Die Beschw­erde­führerin­nen rügen weit­er eine Ver­let­zung ihres rechtlichen Gehörs (Art. 190 Abs. 2 lit. d IPRG) durch über­raschende Recht­san­wen­dung, indem das Schieds­gericht den Grund­satz der Autonomie der Schied­sklausel ” neu inter­pretiert” sowie einen “nor­ma­tiv­en Kon­sens” kon­stru­iert habe, ohne dass die Beschw­erde­führerin­nen dazu ange­hört wor­den seien.
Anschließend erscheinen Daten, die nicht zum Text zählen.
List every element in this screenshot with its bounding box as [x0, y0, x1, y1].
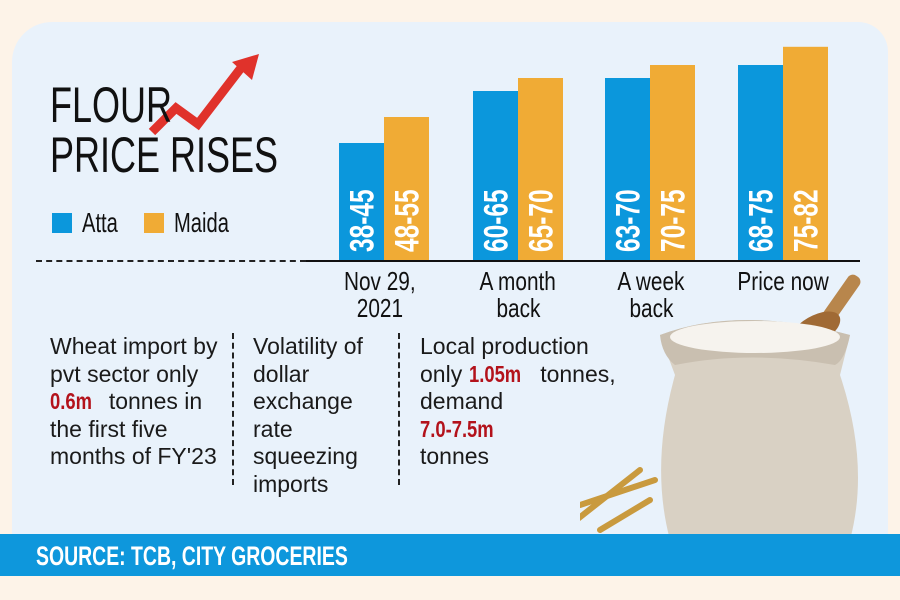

Auch diese Rüge grün­det auf der unzutr­e­f­fend­en Annahme, dass die Vorin­stanz eine Aufhe­bung der Schiedsvere­in­barung durch nor­ma­tiv­en Kon­sens angenom­men hat. Die Vorin­stanz hat wed­er den Grund­satz der Autonomie der Schied­sklausel neu inter­pretiert noch einen nor­ma­tiv­en Kon­sens kon­stru­iert, son­dern beweiswürdi­gend auf einen tat­säch­lich übere­in­stim­menden Willen zur Aufhe­bung der Schiedsvere­in­barung geschlossen. Darin liegt keine über­raschende Recht­san­wen­dung. Soweit die Beschw­erde­führerin­nen sin­ngemäss auch eine “über­raschende Beweiswürdi­gung” rügen wollen, verken­nen sie schliesslich, dass die vom Bun­des­gericht entwick­el­ten Grund­sätze zur über­raschen­den Recht­san­wen­dung keine analoge Anwen­dung auf die Beweiswürdi­gung find­en (Urteile 4A_214/2013 vom 5. August 2013 E. 4.1, 4.3.1; 4A_538/2012 vom 17. Jan­u­ar 2013 E. 5.1).